Neuigkeiten aus dem Reich der Pilze

Auf einer meiner letzten Runden durch das NSG Blumenkamp in Bochum Hordel/ Günnigfeld wartete nach längerer Zeit mal wieder eine Begegnung mit einem Vertreter aus dem Reich der Pilze. Hatte ich Pilze bisher jahreszeitlich eher mit dem feuchten Herbst in Verbindung gebracht, so zeigte mir die heutige Entdeckung, dass sie durchaus auch im Winter anzutreffen sind.

Der Scharlachrote Kelchbecherling (Sarcoscypha coccinea) vermutlich auf einem Ast der Schwarzerle im Uferbereich des großen Gewässerbiotops im NSG Blumenkams in Bochum [BILD: 02.02.2021].

Der Scharlachrote Kelchbecherling (Sarcoscypha coccinea), der auch als Zinnoberroter Prachtbecherling bekannt ist, gehört zu diesen farbenprächtigen Winterpilzen.
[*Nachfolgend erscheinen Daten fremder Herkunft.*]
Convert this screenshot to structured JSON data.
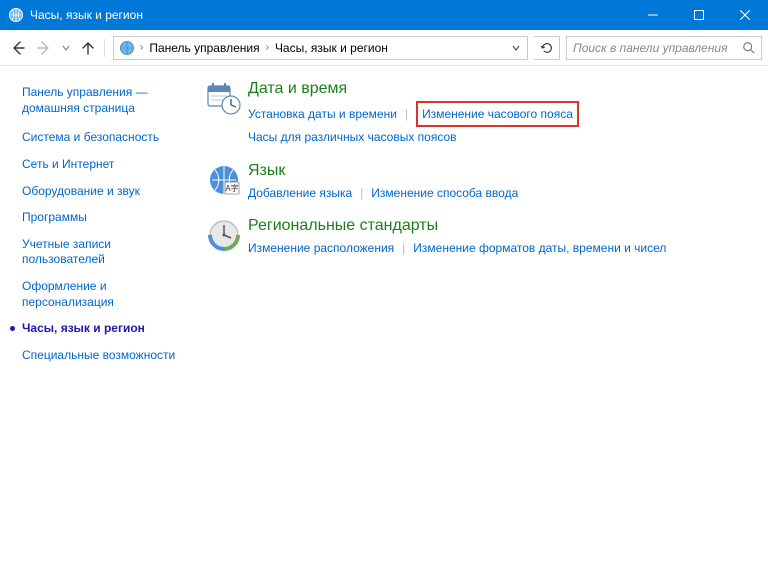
{
  "window": {
    "title": "Часы, язык и регион"
  },
  "breadcrumb": {
    "root": "Панель управления",
    "current": "Часы, язык и регион"
  },
  "search": {
    "placeholder": "Поиск в панели управления"
  },
  "sidebar": {
    "home": "Панель управления — домашняя страница",
    "items": [
      {
        "label": "Система и безопасность"
      },
      {
        "label": "Сеть и Интернет"
      },
      {
        "label": "Оборудование и звук"
      },
      {
        "label": "Программы"
      },
      {
        "label": "Учетные записи пользователей"
      },
      {
        "label": "Оформление и персонализация"
      },
      {
        "label": "Часы, язык и регион",
        "active": true
      },
      {
        "label": "Специальные возможности"
      }
    ]
  },
  "main": {
    "categories": [
      {
        "title": "Дата и время",
        "links_row1": [
          "Установка даты и времени",
          "Изменение часового пояса"
        ],
        "links_row2": [
          "Часы для различных часовых поясов"
        ],
        "highlight_index": 1
      },
      {
        "title": "Язык",
        "links_row1": [
          "Добавление языка",
          "Изменение способа ввода"
        ]
      },
      {
        "title": "Региональные стандарты",
        "links_row1": [
          "Изменение расположения",
          "Изменение форматов даты, времени и чисел"
        ]
      }
    ]
  }
}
Dank einer unverwechselbaren Optik war die Bestimmung relativ simple. Neben dem wissenschaftlichen Namen finden sich im Internet auch eher umgangssprachliche bis märchenhafte Namen wie beispielsweise Scharlachrote Elfenmütze oder Elfenbecher. Botanisch betrachtet gehört der auffällige Winterpilz zur Klasse der Schlauchpilze und gedeiht bevorzugt auf basischen Böden.

Verwechslungsgefahr – dank der becherartigen Pilzformation und der kräftigen Signalfarbe – so gut wie ausgeschlossen [BILD: 02.02.2021].

Entdeckt habe ich diese Exemplare auf einem bemoosten Ast eines nicht näher definierbaren Laubbaums im ausgetrockneten Uferbereich des großen Feuchtbiotops im NSG Blumenkamp in Bochum-Hordel/ Günnigfeld. Aufgrund der roten Farbgebung und der unnatürlichen Form ging ich zunächst davon aus, dass es sich um geschmolzenen Plastikmüll oder eine andere industrielle Hinterlassenschaft aus der modernen Wegwerfgesellschaft handeln würde. Erst bei näherer Betrachtung war zu erkennen, dass es sich bei dem künstlich scheinenden Gebilde um die Fruchtkörper eines Pilzes handelt.

Der scharlachrote Prachtbecherling sieht besser aus, als daß er schmeckt!

Der zinnoberrote Kelchbecherling gilt in ganz Deutschland als selten. In der Roten Liste der gefährdeten Großpilze steht er mit dem Status „gefährdet“. Der relativ kleine Pilz wäre theoretisch genießbar, sein Geschmack wird allerdings als neutral beschrieben. Und wegen seiner Seltenheit sollte er ohnehin verschont werden.


Fischwilderei in Herne: Erneuter Fund einer fangfähigen Angel im LSG Röhlinghausen

Eisangeln in Herne? Rückkehr der Wildangler ins LSG Röhlinghausen?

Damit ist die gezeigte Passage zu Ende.